We know by any measure what we’re doing for our young boys of color, our black and brown boys, in this country is woefully inadequate — and whether it is increasing high school graduation rates, whether it is reducing dropout rates, whether it is reducing incarceration rates, we need to, at scale, provide a set of opportunities that haven’t existed.
The president announced My Brother’s Keeper. It’s a very direct and strategic focus there. We have already a couple hundred million dollars from the private and philanthropic side.
[The] NBA, NFL, obviously who your athletes are, who your fan base is — huge chance to play there.
I think so many of us were able to sit down in class only if we had some recess. If we had PE, we were able to run around a little bit and burn off some steam.
Schools need to do more: More PE, more recess, more before school, after school. My daughter goes to a wonderful public school. They have a Girls on the Run program where they have young former college athletes come doing this amazing stuff in the mornings, so we all have a role to play.
I want us to be much more strategic, much more proactive … telling our young people in general, but particularly our young boys of color, that you cannot drop out of high school. It is absolutely unacceptable. We’ll get you what help you need to be successful, but there is no way we’re going to allow you to drop out.
I wish we had more people kicking down my door and other folks’ doors saying we have to get better faster.
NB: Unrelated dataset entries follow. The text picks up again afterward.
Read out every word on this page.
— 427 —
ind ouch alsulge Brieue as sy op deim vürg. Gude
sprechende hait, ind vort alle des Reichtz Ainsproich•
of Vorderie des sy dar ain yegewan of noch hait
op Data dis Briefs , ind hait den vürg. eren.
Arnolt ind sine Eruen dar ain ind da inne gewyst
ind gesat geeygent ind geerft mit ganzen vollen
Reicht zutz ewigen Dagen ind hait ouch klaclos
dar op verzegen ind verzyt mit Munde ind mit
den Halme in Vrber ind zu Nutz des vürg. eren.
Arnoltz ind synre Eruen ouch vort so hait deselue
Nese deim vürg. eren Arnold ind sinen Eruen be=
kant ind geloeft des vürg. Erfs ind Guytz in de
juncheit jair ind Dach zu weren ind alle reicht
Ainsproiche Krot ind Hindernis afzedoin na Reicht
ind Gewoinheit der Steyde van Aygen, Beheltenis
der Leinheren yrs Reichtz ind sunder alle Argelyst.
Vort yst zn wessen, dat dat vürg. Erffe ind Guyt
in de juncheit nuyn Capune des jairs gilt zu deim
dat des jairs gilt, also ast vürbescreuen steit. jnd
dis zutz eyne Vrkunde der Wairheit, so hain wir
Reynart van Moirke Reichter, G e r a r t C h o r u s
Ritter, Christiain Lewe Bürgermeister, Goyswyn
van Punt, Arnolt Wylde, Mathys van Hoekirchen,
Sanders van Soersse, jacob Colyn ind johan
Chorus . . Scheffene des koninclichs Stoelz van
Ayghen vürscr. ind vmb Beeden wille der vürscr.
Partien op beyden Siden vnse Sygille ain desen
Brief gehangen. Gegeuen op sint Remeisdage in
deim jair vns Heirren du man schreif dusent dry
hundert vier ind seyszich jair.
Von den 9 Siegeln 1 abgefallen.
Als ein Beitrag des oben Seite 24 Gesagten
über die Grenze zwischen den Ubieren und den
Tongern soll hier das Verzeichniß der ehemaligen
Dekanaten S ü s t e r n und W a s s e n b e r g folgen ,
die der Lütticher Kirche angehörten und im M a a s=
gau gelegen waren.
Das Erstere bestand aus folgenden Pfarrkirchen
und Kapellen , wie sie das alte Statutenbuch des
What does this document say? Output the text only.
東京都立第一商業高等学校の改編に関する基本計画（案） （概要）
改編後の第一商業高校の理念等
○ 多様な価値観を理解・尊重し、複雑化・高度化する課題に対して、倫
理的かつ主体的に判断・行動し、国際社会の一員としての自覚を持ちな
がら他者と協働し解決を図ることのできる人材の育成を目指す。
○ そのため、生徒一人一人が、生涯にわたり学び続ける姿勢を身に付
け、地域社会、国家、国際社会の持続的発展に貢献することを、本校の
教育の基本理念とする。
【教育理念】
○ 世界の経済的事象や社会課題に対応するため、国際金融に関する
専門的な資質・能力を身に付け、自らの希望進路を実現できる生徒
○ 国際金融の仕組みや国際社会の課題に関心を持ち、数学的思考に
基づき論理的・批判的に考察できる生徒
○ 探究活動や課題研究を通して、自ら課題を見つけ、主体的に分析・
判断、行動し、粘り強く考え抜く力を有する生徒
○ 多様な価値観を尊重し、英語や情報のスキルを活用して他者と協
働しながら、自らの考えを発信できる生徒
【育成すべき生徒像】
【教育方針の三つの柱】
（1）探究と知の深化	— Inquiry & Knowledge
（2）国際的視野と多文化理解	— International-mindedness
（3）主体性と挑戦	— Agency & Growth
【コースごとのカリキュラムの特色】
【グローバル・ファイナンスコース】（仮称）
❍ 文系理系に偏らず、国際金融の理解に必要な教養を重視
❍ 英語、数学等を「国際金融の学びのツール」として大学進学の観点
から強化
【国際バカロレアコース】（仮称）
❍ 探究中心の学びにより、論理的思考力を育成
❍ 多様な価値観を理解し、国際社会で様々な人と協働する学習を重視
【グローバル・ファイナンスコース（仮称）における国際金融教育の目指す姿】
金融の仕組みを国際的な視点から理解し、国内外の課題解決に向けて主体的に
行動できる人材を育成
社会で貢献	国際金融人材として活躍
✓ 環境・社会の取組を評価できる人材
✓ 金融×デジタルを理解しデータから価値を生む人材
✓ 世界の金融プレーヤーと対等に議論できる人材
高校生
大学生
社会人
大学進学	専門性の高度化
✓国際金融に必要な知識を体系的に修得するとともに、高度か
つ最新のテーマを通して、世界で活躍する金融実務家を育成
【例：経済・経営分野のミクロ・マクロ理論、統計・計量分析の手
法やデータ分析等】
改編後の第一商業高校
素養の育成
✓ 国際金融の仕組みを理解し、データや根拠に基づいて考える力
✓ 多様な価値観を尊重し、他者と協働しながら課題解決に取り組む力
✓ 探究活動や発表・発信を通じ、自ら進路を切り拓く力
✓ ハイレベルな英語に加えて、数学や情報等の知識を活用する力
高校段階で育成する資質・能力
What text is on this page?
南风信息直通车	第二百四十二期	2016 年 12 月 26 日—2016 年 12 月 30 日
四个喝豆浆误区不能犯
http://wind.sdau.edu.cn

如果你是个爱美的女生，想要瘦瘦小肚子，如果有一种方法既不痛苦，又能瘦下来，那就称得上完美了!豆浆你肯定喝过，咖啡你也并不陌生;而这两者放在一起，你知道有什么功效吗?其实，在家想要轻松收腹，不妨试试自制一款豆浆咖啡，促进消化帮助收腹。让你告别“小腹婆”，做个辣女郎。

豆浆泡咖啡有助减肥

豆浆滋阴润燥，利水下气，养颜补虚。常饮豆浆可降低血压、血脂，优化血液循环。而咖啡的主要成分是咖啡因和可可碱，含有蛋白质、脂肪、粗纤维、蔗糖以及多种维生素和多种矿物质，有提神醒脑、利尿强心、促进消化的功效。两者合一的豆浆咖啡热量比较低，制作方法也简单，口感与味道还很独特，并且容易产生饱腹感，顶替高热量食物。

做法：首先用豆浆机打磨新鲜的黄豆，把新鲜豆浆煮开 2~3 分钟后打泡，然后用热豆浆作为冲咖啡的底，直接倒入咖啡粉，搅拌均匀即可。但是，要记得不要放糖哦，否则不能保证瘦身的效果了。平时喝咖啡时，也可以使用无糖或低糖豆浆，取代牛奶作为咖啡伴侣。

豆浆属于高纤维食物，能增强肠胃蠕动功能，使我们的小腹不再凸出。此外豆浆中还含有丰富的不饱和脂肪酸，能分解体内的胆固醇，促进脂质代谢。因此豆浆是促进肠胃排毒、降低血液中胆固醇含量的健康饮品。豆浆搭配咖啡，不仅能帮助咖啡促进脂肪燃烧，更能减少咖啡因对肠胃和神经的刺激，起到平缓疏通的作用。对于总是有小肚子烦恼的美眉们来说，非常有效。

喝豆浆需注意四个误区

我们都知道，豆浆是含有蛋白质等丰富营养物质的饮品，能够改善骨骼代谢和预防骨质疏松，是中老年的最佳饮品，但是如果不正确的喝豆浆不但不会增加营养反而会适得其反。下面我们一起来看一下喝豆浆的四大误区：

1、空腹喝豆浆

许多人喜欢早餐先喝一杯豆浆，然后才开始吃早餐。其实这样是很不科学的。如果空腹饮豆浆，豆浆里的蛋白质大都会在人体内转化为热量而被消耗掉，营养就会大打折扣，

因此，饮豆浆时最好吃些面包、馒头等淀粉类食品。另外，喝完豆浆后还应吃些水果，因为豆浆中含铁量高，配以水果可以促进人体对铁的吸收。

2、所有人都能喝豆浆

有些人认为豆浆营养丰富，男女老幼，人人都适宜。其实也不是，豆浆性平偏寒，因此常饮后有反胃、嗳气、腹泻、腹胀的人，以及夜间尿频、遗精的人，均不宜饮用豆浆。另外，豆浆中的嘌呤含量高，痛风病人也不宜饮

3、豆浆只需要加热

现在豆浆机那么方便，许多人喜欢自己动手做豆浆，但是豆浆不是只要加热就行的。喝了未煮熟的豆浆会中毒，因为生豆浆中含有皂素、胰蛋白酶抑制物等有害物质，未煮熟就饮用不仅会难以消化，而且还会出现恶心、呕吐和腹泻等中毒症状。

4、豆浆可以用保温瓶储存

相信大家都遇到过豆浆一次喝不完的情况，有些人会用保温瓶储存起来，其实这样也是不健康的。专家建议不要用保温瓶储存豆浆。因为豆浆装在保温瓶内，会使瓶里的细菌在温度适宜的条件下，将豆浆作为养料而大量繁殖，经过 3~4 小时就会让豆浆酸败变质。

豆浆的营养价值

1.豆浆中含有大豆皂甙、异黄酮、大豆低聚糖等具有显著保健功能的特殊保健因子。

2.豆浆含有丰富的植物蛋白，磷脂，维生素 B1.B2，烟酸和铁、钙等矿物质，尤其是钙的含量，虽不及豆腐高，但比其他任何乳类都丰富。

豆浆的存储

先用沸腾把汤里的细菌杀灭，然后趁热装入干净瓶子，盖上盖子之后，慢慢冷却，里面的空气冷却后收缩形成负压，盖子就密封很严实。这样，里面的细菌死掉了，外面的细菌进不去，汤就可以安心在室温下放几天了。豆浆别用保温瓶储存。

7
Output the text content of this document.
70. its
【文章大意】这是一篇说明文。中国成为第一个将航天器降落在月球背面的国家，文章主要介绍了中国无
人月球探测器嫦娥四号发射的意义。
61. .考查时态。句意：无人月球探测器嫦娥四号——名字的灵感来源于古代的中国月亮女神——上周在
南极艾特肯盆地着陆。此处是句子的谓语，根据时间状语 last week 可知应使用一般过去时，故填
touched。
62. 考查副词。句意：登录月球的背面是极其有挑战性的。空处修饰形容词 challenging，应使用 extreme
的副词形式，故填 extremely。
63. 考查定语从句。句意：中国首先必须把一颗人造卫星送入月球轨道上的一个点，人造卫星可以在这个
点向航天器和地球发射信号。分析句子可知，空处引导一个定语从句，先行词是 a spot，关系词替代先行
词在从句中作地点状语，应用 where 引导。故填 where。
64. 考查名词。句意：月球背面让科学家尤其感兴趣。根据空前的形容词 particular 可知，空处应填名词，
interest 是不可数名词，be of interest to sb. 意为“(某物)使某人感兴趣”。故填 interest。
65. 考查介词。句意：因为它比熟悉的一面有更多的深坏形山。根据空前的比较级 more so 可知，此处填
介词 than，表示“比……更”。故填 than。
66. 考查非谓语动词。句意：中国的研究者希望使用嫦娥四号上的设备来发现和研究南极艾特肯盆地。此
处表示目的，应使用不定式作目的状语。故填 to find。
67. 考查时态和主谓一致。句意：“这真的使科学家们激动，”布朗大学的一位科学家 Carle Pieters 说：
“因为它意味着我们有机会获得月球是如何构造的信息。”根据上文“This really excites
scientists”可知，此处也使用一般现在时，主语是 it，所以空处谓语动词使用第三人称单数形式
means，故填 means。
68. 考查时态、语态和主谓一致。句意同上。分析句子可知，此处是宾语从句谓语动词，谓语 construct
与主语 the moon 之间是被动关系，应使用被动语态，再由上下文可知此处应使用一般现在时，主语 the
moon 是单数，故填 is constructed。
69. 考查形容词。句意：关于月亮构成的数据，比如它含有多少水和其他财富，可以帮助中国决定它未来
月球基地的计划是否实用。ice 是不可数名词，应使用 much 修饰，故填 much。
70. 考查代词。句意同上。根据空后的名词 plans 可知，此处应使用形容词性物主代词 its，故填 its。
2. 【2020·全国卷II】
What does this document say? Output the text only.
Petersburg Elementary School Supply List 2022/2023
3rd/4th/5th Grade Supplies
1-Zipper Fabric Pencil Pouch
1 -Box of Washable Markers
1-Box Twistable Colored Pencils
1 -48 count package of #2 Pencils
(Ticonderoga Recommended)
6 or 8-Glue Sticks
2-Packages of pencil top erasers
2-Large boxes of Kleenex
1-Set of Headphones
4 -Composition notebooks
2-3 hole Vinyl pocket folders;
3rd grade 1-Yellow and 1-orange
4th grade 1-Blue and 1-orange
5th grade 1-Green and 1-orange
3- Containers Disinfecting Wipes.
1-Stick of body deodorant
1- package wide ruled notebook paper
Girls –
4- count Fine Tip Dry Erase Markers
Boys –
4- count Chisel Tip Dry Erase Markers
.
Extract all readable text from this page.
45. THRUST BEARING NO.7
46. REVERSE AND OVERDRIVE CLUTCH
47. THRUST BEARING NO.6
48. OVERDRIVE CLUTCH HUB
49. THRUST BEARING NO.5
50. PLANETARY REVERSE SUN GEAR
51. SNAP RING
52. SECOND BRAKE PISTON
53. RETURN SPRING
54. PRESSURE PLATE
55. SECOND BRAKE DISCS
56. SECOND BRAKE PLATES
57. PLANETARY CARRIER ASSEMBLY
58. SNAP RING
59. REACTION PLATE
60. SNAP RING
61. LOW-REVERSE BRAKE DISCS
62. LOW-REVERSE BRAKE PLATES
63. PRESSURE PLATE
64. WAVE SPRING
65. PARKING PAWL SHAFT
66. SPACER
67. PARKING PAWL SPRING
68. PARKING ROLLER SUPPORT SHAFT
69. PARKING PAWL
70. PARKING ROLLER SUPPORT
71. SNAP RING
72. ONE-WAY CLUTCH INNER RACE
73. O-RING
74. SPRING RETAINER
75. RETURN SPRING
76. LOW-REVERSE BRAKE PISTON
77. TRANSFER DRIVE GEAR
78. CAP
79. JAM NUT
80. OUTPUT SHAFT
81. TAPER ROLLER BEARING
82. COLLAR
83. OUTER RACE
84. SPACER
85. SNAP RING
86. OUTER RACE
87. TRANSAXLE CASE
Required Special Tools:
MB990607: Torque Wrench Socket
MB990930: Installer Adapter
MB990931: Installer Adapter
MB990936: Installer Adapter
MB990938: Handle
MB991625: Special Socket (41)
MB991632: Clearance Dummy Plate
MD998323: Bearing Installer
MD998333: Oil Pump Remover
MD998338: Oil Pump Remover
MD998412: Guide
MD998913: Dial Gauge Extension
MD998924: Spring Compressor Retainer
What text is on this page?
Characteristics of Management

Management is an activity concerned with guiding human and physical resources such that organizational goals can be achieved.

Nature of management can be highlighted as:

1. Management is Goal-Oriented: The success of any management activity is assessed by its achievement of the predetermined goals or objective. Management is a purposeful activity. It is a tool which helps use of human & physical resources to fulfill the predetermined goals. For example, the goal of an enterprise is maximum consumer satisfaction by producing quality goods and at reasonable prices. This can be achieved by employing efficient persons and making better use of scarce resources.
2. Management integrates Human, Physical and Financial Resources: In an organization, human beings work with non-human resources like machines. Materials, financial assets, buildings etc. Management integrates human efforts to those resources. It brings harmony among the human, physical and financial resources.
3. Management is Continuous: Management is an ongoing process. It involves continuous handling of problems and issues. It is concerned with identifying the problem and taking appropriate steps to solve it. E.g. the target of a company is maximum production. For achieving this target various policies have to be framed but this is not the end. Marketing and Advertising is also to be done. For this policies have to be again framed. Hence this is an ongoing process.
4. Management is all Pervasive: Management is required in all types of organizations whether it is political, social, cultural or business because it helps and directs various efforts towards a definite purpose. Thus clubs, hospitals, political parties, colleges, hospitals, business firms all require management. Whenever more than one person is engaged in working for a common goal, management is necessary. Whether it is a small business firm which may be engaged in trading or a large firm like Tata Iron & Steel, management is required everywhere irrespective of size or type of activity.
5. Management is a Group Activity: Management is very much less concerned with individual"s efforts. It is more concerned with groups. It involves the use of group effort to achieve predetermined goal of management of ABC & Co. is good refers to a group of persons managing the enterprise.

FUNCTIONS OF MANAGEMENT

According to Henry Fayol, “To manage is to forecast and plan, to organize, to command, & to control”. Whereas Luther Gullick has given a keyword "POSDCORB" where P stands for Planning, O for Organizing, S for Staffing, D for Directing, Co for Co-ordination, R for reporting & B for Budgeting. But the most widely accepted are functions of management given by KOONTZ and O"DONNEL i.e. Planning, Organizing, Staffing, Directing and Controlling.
The pressure we generally feel is that we’re going too fast. I think quite the opposite is true. In a place like South Korea, it frankly doesn’t matter who the leadership is. The people won’t allow education not to be a top priority.
We’ve stagnated, and 11 other countries have passed us by. On no international benchmarks, none, are we frankly close to where I think we want to be. I think we’re living on our past glory days from 30 and 40 years ago.
[Following video highlights of Duncan at the NBA All-Star Celebrity Game]: Thank God for Skylar Diggins. She could actually cut. Just so folks know, this was not real basketball. This was against Snoop Dogg. Take it with a grain of salt.
Bill Bradley wrote a book … “Values of the Game.” The hard work, the perseverance, the thinking long term, the thinking not about what’s good for you but what is good for the team: Those are all skills that are tough to teach in algebra and biology.
I obviously have this huge love for basketball, but there is no way I could be doing what I do today had I not had the opportunity to be on all those teams throughout my upbringing.
I thought the idea that so many teams were going to postseason tournaments with graduation rates that were horrendous was just absolutely irresponsible. People thought we were crazy, but we worked really hard and got the NCAA actually to raise the bar.
The fact that a coach can run a program into the ground and then leave and then double his salary at the next institution and the university he left be decimated, they lose scholarships … If I commit a crime, my wife shouldn’t pay for it and the person next to me shouldn’t pay for it. I need to pay for it.